Prof. Curt Kirlin Jr. –
This training course on Boat Propeller ANSYS CFX sounds fascinating! The combination of theoretical concepts and hands-on experience in creating sophisticated simulations with CFX software must be quite rewarding. The level of detail in describing the setup, such as the rotational velocity and quality mesh generation, truly indicates a profound understanding of fluid dynamics.
MR CFD Support –
Thank you for your kind words! We are thrilled to hear that you found our Boat Propeller ANSYS CFX training course engaging and informative. Our goal is to provide a comprehensive learning experience that deepens understanding and skills in CFD simulations. Your feedback reaffirms our commitment to high-quality educational content. If you have more questions or need further training in the future, please feel free to reach out to us!
Howell Feest –
I am truly fascinated by the accuracy and the level of detail in the Boat Propeller ANSYS CFX training.
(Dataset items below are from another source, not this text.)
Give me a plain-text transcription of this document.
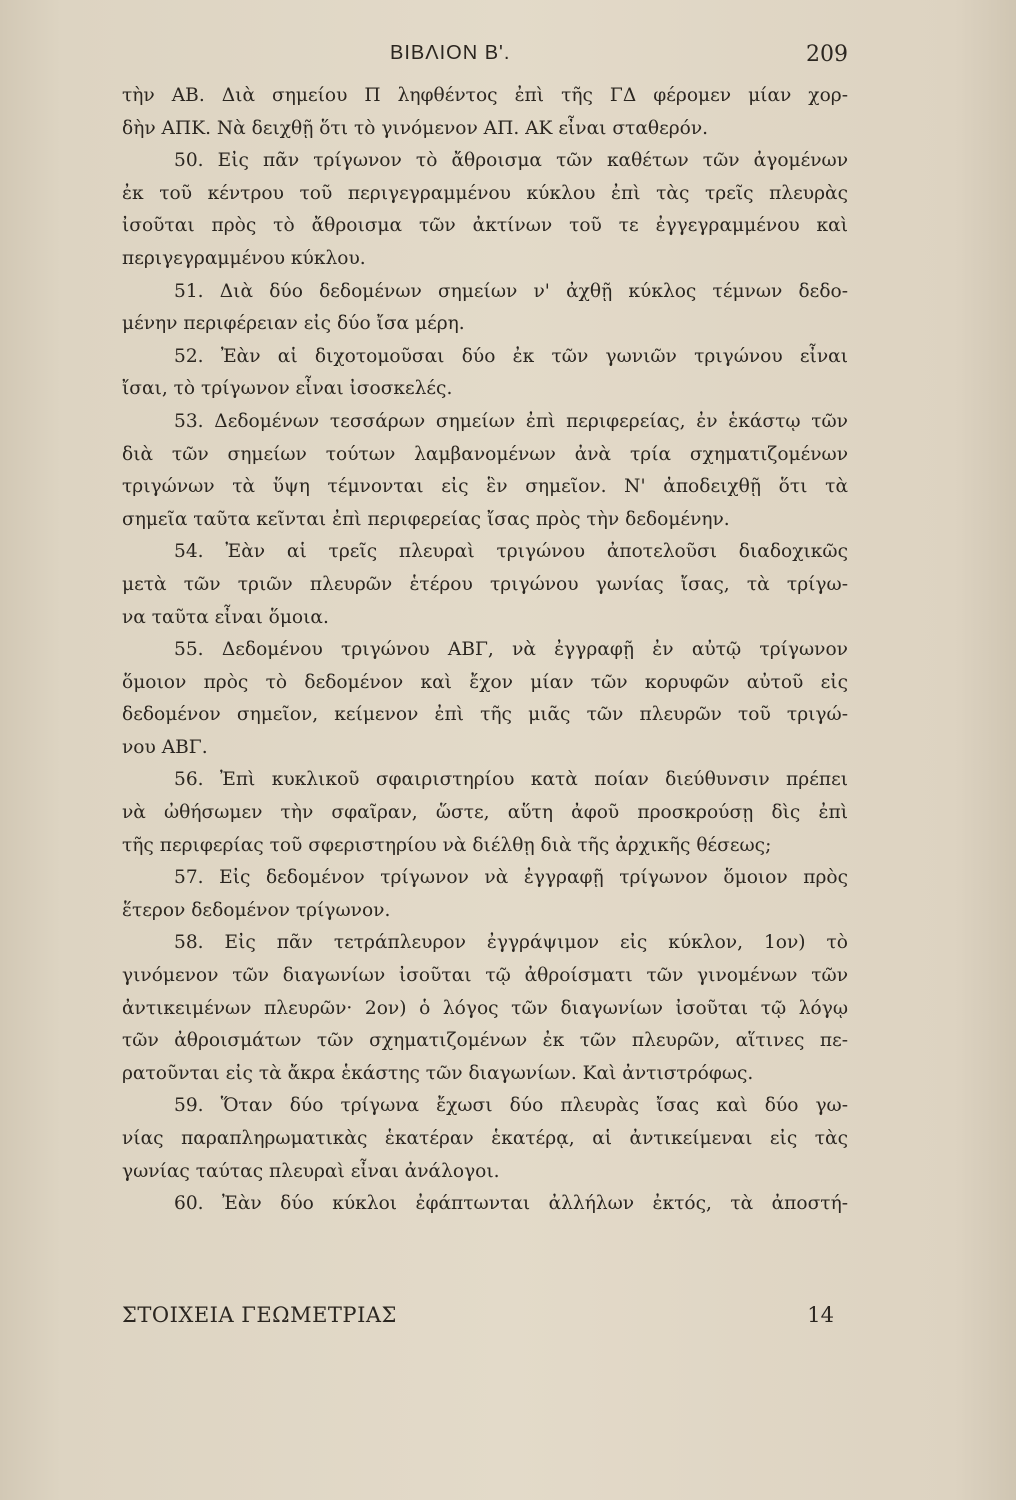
ΒΙΒΛΙΟΝ Β'.	209
τὴν ΑΒ. Διὰ σημείου Π ληφθέντος ἐπὶ τῆς ΓΔ φέρομεν μίαν χορ-
δὴν ΑΠΚ. Νὰ δειχθῇ ὅτι τὸ γινόμενον ΑΠ. ΑΚ εἶναι σταθερόν.
50. Εἰς πᾶν τρίγωνον τὸ ἄθροισμα τῶν καθέτων τῶν ἀγομένων
ἐκ τοῦ κέντρου τοῦ περιγεγραμμένου κύκλου ἐπὶ τὰς τρεῖς πλευρὰς
ἰσοῦται πρὸς τὸ ἄθροισμα τῶν ἀκτίνων τοῦ τε ἐγγεγραμμένου καὶ
περιγεγραμμένου κύκλου.
51. Διὰ δύο δεδομένων σημείων ν' ἀχθῇ κύκλος τέμνων δεδο-
μένην περιφέρειαν εἰς δύο ἴσα μέρη.
52. Ἐὰν αἱ διχοτομοῦσαι δύο ἐκ τῶν γωνιῶν τριγώνου εἶναι
ἴσαι, τὸ τρίγωνον εἶναι ἰσοσκελές.
53. Δεδομένων τεσσάρων σημείων ἐπὶ περιφερείας, ἐν ἑκάστῳ τῶν
διὰ τῶν σημείων τούτων λαμβανομένων ἀνὰ τρία σχηματιζομένων
τριγώνων τὰ ὕψη τέμνονται εἰς ἓν σημεῖον. Ν' ἀποδειχθῇ ὅτι τὰ
σημεῖα ταῦτα κεῖνται ἐπὶ περιφερείας ἴσας πρὸς τὴν δεδομένην.
54. Ἐὰν αἱ τρεῖς πλευραὶ τριγώνου ἀποτελοῦσι διαδοχικῶς
μετὰ τῶν τριῶν πλευρῶν ἑτέρου τριγώνου γωνίας ἴσας, τὰ τρίγω-
να ταῦτα εἶναι ὅμοια.
55. Δεδομένου τριγώνου ΑΒΓ, νὰ ἐγγραφῇ ἐν αὐτῷ τρίγωνον
ὅμοιον πρὸς τὸ δεδομένον καὶ ἔχον μίαν τῶν κορυφῶν αὐτοῦ εἰς
δεδομένον σημεῖον, κείμενον ἐπὶ τῆς μιᾶς τῶν πλευρῶν τοῦ τριγώ-
νου ΑΒΓ.
56. Ἐπὶ κυκλικοῦ σφαιριστηρίου κατὰ ποίαν διεύθυνσιν πρέπει
νὰ ὠθήσωμεν τὴν σφαῖραν, ὥστε, αὕτη ἀφοῦ προσκρούσῃ δὶς ἐπὶ
τῆς περιφερίας τοῦ σφεριστηρίου νὰ διέλθῃ διὰ τῆς ἀρχικῆς θέσεως;
57. Εἰς δεδομένον τρίγωνον νὰ ἐγγραφῇ τρίγωνον ὅμοιον πρὸς
ἕτερον δεδομένον τρίγωνον.
58. Εἰς πᾶν τετράπλευρον ἐγγράψιμον εἰς κύκλον, 1ον) τὸ
γινόμενον τῶν διαγωνίων ἰσοῦται τῷ ἀθροίσματι τῶν γινομένων τῶν
ἀντικειμένων πλευρῶν· 2ον) ὁ λόγος τῶν διαγωνίων ἰσοῦται τῷ λόγῳ
τῶν ἀθροισμάτων τῶν σχηματιζομένων ἐκ τῶν πλευρῶν, αἵτινες πε-
ρατοῦνται εἰς τὰ ἄκρα ἑκάστης τῶν διαγωνίων. Καὶ ἀντιστρόφως.
59. Ὅταν δύο τρίγωνα ἔχωσι δύο πλευρὰς ἴσας καὶ δύο γω-
νίας παραπληρωματικὰς ἑκατέραν ἑκατέρᾳ, αἱ ἀντικείμεναι εἰς τὰς
γωνίας ταύτας πλευραὶ εἶναι ἀνάλογοι.
60. Ἐὰν δύο κύκλοι ἐφάπτωνται ἀλλήλων ἐκτός, τὰ ἀποστή-
ΣΤΟΙΧΕΙΑ ΓΕΩΜΕΤΡΙΑΣ	14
The amount of fine elements and inflation layers used really seem to contribute significantly to the quality of the simulation. The use of high-resolution schemes for advection and turbulence numerics must have accurately captured the complex flow dynamics and pressure distribution around the propeller. The vortex formation depicted through the visuals attests to the robustness of the modeling process. All in all, it sounds like a thorough and realistic training module that would be incredibly insightful for anyone studying fluid dynamics or involved in maritime engineering.
MR CFD Support –
Thank you for your positive review! We’re glad to hear that you appreciated the attention to detail in our Boat Propeller ANSYS CFX training course. Our goal is always to deliver the most precise and educational content and we are happy that was reflected in your training experience. Your insights underline exactly what we aim for with our simulations. Again, thank you for taking the time to provide such thoughtful feedback!